2008-07-21 02:14:09

by Michel Lespinasse

[permalink] [raw]
Subject: Re: NFS hangs with 2.6.25/2.6.26 despite server being reachable

On Thu, Jul 17, 2008 at 11:04:05PM -0700, Michel Lespinasse wrote:
> On Wed, Jul 16, 2008 at 03:15:53PM -0400, J. Bruce Fields wrote:
> > On Tue, Jul 15, 2008 at 10:40:53PM -0700, Michel Lespinasse wrote:
> > > I'm getting frequent NFS hangs when running 2.6.25 or 2.6.26 on my
> > > NFS clients, while 2.6.24 seems to work fine.
> > > [...]
> > > Any ideas about what might be going wrong and/or what additional
> > > information I should try to collect about the hangs ?
> >
> > A sysrq-T trace showing where the clients were hung might help. (So,
> > "echo T >/proc/sysrq-trigger", then look at the logs.)
> Thanks for the reply.
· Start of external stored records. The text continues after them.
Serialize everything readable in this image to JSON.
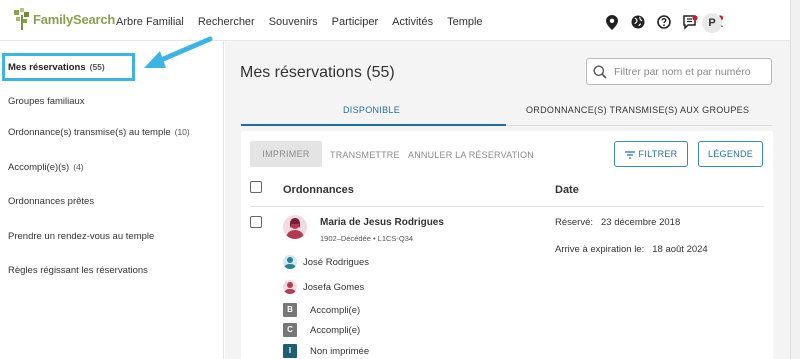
{
  "header": {
    "logo_text": "FamilySearch",
    "nav": [
      "Arbre Familial",
      "Rechercher",
      "Souvenirs",
      "Participer",
      "Activités",
      "Temple"
    ],
    "avatar_initial": "P"
  },
  "sidebar": {
    "items": [
      {
        "label": "Mes réservations",
        "count": "(55)"
      },
      {
        "label": "Groupes familiaux",
        "count": ""
      },
      {
        "label": "Ordonnance(s) transmise(s) au temple",
        "count": "(10)"
      },
      {
        "label": "Accompli(e)(s)",
        "count": "(4)"
      },
      {
        "label": "Ordonnances prêtes",
        "count": ""
      },
      {
        "label": "Prendre un rendez-vous au temple",
        "count": ""
      },
      {
        "label": "Règles régissant les réservations",
        "count": ""
      }
    ]
  },
  "main": {
    "title": "Mes réservations (55)",
    "search_placeholder": "Filtrer par nom et par numéro",
    "tabs": [
      "DISPONIBLE",
      "ORDONNANCE(S) TRANSMISE(S) AUX GROUPES"
    ],
    "toolbar": {
      "print": "IMPRIMER",
      "transmit": "TRANSMETTRE",
      "cancel": "ANNULER LA RÉSERVATION",
      "filter": "FILTRER",
      "legend": "LÉGENDE"
    },
    "columns": {
      "ordinances": "Ordonnances",
      "date": "Date"
    },
    "row": {
      "name": "Maria de Jesus Rodrigues",
      "meta": "1902–Décédée • L1CS-Q34",
      "reserved_label": "Réservé:",
      "reserved_value": "23 décembre 2018",
      "expires_label": "Arrive à expiration le:",
      "expires_value": "18 août 2024",
      "father": "José Rodrigues",
      "mother": "Josefa Gomes",
      "ordinances": [
        {
          "badge": "B",
          "status": "Accompli(e)",
          "color": "#777777"
        },
        {
          "badge": "C",
          "status": "Accompli(e)",
          "color": "#777777"
        },
        {
          "badge": "I",
          "status": "Non imprimée",
          "color": "#1e5f74"
        }
      ]
    }
  },
  "colors": {
    "accent": "#1f6fa3",
    "highlight": "#3cb4e6",
    "logo_green": "#8aa04b"
  }
}
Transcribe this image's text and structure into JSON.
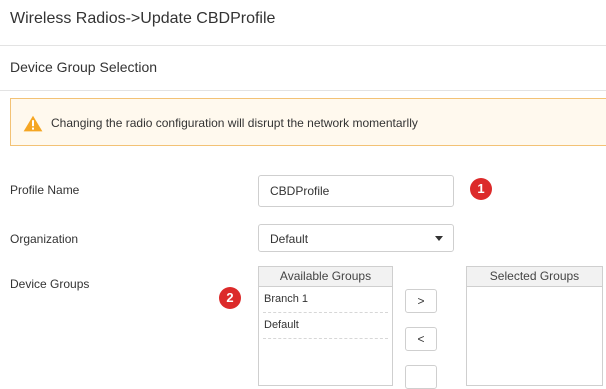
{
  "header": {
    "title": "Wireless Radios->Update CBDProfile"
  },
  "section": {
    "title": "Device Group Selection"
  },
  "warning": {
    "icon": "warning-icon",
    "icon_color": "#f5a623",
    "message": "Changing the radio configuration will disrupt the network momentarlly"
  },
  "form": {
    "profile_name": {
      "label": "Profile Name",
      "value": "CBDProfile"
    },
    "organization": {
      "label": "Organization",
      "selected": "Default"
    },
    "device_groups": {
      "label": "Device Groups",
      "available": {
        "header": "Available Groups",
        "items": [
          "Branch 1",
          "Default"
        ]
      },
      "selected": {
        "header": "Selected Groups",
        "items": []
      },
      "add_label": ">",
      "remove_label": "<"
    }
  },
  "markers": {
    "color": "#dc2a2a",
    "first": "1",
    "second": "2"
  }
}
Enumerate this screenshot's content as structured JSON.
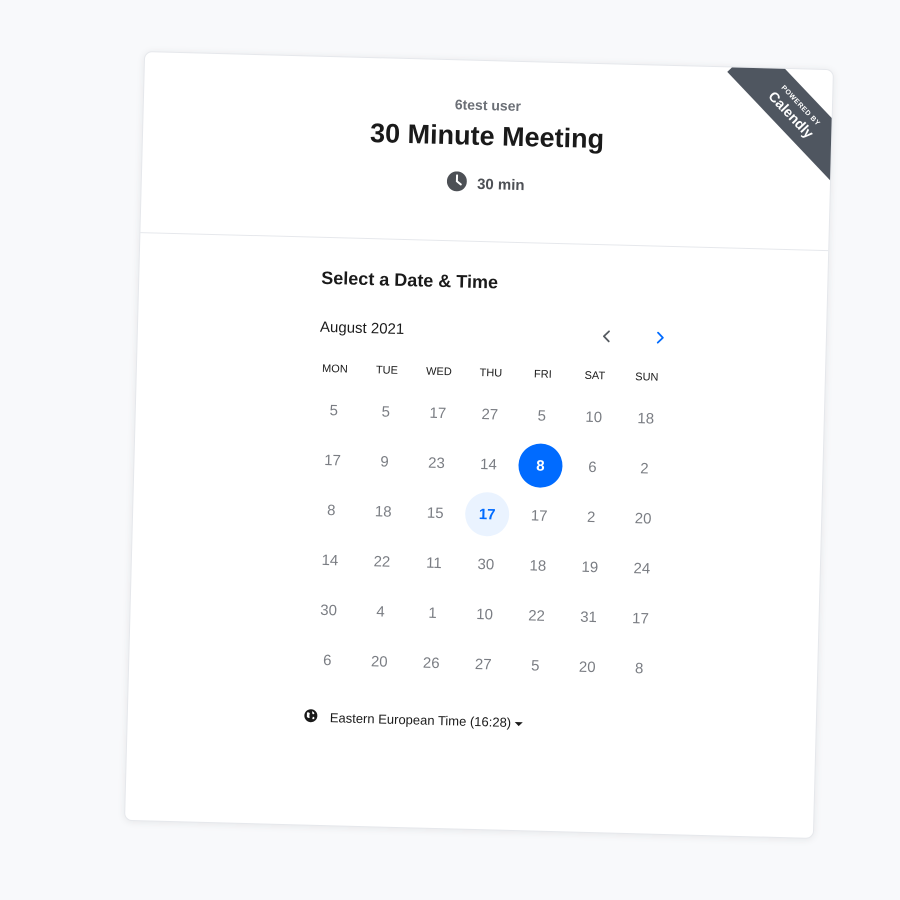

I'm now running with sysrq enabled.
> Have not captured the failure yet, but then again it's been only one night.
> I prefer to go with 2.6.25 instead of 2.6.26 because 2.6.25 generally
> recovers from the failure after a few minutes - so there is a higher chance
> that I'll actually get something useful logged.

It took me a while, as for some reason I could not get things to fail
this week (It's probably that I don't know all the factors that trigger
the NFS hangs, yet). Then today I got two NFS hangs in a row, running
kernel version on my K7 based client.

In both cases I captured information using alt-sysreq-t, the system
hung there for a few minutes, I double checked that the machine was
pingable from the server, and I got the dumps out of kern.log after
the machine recovered. The logs are incomplete, given that syslog
could not run well with the rootfs hung. I'm not sure if a larger
dmesg buffer would help ? Anyway, please get the logs from


In both cases I see a lot of nfs_wait_schedule, wait_on_bit_lock,
nfs_revalidate_inode, nfs_check_verifier. Not sure if that's expected,
but that's what I get, and the machine is pingable from the server side.

Hope this helps. Let me know if you want me to try something else.

Michel "Walken" Lespinasse
A program is never fully debugged until the last user dies.